Another common scenario Jones has witnessed is manufacturers who have to implement security shy away from implementing security themselves because of the cost, and instead turn to microcontroller companies who find it difficult to charge for additional security features and consequently don’t have much interest in promoting a high standard of security, either.
“To be fair to them, they [microcontroller companies] have continued to add security peripherals to microcontrollers,” Jones countered. “But customers are still finding it too complicated. So they put the chip on their board, sell the product and if they’re asked if the product has security on it, they can say yes – but they haven’t directly implemented it.”
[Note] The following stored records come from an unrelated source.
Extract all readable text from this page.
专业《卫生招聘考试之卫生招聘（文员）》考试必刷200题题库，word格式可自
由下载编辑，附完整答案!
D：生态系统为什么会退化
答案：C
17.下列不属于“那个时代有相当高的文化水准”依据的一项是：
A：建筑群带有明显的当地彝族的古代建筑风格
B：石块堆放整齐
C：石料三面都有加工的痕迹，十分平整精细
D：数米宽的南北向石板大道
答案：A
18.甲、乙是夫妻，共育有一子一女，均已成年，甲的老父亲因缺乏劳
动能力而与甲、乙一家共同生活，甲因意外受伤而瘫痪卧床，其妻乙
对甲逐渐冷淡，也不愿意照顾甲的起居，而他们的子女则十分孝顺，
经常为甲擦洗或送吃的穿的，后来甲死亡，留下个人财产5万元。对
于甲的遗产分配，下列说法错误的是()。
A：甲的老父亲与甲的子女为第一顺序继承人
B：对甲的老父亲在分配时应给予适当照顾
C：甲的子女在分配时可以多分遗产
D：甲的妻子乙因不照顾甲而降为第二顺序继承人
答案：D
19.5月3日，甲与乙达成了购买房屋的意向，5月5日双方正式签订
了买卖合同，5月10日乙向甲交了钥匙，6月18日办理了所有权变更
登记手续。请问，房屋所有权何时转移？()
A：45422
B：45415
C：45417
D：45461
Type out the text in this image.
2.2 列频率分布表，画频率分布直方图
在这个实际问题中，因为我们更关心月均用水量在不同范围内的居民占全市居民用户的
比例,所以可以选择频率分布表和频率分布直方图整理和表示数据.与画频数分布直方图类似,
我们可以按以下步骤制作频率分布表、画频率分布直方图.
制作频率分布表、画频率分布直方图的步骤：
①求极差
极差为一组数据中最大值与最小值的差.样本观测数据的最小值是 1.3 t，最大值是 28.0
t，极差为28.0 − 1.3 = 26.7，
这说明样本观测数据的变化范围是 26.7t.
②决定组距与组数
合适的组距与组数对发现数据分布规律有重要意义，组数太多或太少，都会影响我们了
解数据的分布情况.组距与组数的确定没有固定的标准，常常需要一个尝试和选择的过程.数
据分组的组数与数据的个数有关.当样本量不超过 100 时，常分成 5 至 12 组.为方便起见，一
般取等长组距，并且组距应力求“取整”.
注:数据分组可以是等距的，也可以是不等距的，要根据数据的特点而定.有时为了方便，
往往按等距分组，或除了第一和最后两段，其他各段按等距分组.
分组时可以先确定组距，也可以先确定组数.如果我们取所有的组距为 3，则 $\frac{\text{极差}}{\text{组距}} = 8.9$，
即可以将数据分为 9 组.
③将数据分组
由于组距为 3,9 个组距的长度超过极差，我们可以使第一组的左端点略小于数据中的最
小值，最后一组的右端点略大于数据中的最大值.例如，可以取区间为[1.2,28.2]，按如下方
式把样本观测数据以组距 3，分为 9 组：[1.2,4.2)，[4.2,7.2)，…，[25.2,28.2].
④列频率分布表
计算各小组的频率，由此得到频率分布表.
Better communication and better tools would help to resolve this scenario, Jones explained. “One of the things in the industry is a hardware security function called Trust. It’s implemented in our microcontrollers, but it’s very difficult to actually get to work and we found a lot of customers really struggle with getting it to operate in their product.” As a result, customers try to seek out software that enables them to use this security function, “but we can provide you with the embedded software to help you use those security functions,” he stressed.
On the pressing point of whether Jones thought the Act was long overdue or not, Jones stated: “It definitely needed to be brought a little bit earlier. There have been a lot of advancements in the microcontroller industry with the addition of security functions. The functions have been in there for quite a while but it’s only when the legislation will come in that people will have to use them in their products.
“Once they’ve got over that initial pain, it will become standard practice,” Jones concluded.